Au surplus, que le dialecte niçois ne fût pas de l’italien, nous en avons une preuve concluante dans une de ces saillies spirituelles dont la discussion de M. Cavour au Parlement subalpin était souvent émaillée. C’était à la séance du 26 mai 1860 ; on discutait le traité de cession de Nice et de la Savoie. Le député Bottero[1] le combattait passionnément, s’appuyant sur l’argument des origines et de la langue de la population niçoise. L’illustre homme d’Etat, dans sa réplique, n’admettait pas que Nice fût de langue italienne ; entre autres preuves à l’appui de son opinion sur ce point, il citait les noms de divers députés niçois qui, à la Chambre, ne s’étaient jamais exprimés qu’en français ; et il ajoutait très malicieusement : « L’honorable M. Bottero, à dire vrai, s’exprime en italien, mais quand il m’amena une délégation de Niçois il dut me les présenter en français. On me dira : Phénomène naturel dans les confins. Croyez-vous que s’il nous venait des délégués du haut Frioul, ils nous parleraient en allemand ? »

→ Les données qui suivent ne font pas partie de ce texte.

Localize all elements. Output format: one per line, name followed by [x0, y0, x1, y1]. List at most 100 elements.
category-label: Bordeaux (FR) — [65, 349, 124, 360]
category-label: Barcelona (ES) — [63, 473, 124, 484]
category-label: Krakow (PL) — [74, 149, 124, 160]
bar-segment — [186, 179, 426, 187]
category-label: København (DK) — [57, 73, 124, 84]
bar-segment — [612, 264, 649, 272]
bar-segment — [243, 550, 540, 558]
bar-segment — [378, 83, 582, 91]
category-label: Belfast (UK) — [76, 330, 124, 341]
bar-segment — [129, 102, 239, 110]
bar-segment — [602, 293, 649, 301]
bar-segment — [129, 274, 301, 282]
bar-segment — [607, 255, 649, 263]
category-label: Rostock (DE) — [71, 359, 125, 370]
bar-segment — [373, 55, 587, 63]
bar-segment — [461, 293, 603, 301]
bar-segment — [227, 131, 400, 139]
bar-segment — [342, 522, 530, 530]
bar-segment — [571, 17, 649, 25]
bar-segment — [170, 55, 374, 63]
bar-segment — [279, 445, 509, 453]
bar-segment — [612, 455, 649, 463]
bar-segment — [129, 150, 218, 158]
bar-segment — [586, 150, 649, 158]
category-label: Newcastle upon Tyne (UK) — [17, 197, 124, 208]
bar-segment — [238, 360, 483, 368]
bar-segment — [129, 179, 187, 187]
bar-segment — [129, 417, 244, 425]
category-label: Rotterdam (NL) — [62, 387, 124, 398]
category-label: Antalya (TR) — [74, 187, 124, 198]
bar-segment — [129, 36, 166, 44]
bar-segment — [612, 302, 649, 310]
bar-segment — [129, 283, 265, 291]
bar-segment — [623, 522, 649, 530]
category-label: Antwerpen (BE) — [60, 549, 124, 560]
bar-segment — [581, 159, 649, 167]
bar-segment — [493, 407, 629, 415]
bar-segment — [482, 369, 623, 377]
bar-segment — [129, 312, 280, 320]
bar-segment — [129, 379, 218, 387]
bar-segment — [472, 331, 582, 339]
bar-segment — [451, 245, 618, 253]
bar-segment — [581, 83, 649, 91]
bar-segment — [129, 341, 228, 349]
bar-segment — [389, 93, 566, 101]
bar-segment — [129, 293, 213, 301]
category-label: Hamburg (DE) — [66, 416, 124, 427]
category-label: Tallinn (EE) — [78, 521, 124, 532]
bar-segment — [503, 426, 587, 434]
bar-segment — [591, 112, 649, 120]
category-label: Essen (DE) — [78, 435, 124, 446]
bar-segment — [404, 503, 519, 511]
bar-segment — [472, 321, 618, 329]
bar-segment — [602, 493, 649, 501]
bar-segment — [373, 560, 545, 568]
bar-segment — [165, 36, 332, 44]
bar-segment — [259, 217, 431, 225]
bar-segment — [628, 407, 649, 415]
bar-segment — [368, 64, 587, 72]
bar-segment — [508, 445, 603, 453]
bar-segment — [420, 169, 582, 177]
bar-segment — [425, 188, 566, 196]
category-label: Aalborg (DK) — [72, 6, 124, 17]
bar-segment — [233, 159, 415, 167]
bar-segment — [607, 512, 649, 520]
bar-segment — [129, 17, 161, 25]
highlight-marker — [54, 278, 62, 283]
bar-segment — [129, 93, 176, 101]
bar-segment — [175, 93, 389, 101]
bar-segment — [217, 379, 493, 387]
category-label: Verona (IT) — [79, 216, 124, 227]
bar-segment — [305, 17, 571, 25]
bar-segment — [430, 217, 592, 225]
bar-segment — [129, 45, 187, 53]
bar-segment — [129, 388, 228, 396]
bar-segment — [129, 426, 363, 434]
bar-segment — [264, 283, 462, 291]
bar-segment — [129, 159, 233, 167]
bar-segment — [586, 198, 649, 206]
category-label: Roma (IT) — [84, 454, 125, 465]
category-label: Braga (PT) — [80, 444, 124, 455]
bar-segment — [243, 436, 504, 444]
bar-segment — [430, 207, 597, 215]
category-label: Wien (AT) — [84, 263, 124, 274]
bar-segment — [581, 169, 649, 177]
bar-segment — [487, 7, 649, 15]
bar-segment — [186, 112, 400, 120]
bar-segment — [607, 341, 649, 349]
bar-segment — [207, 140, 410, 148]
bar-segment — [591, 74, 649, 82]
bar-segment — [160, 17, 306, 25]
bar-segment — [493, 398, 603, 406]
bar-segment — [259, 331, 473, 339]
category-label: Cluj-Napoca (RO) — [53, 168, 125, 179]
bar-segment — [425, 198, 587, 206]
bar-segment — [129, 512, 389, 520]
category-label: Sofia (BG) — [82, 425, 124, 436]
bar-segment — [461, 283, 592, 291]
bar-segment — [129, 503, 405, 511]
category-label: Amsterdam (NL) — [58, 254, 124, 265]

Et d’ailleurs, il y a, en fait d’agglomérations nationales, un principe qui domine tous les autres, sans en excepter celui des origines et de la langue : c’est le principe du consentement des populations. Or les Niçois ont prouvé par leur vote qu’ils voulaient cesser d’être Piémontais pour devenir Français. Laissons donc de côté la nationalité de Nice, question que je traiterai en temps et lieu opportuns avec toute l’ampleur nécessaire.

  1. M. Bottero, fondateur de la Gazzetta del Popolo, dont il est encore directeur aujourd’hui, est demeuré fidèle à ses rancunes d’il y a trente-cinq ans. C’est peut-être, de tous les publicistes italiens, celui qui poursuit la France de la haine la plus profonde et la plus tenace.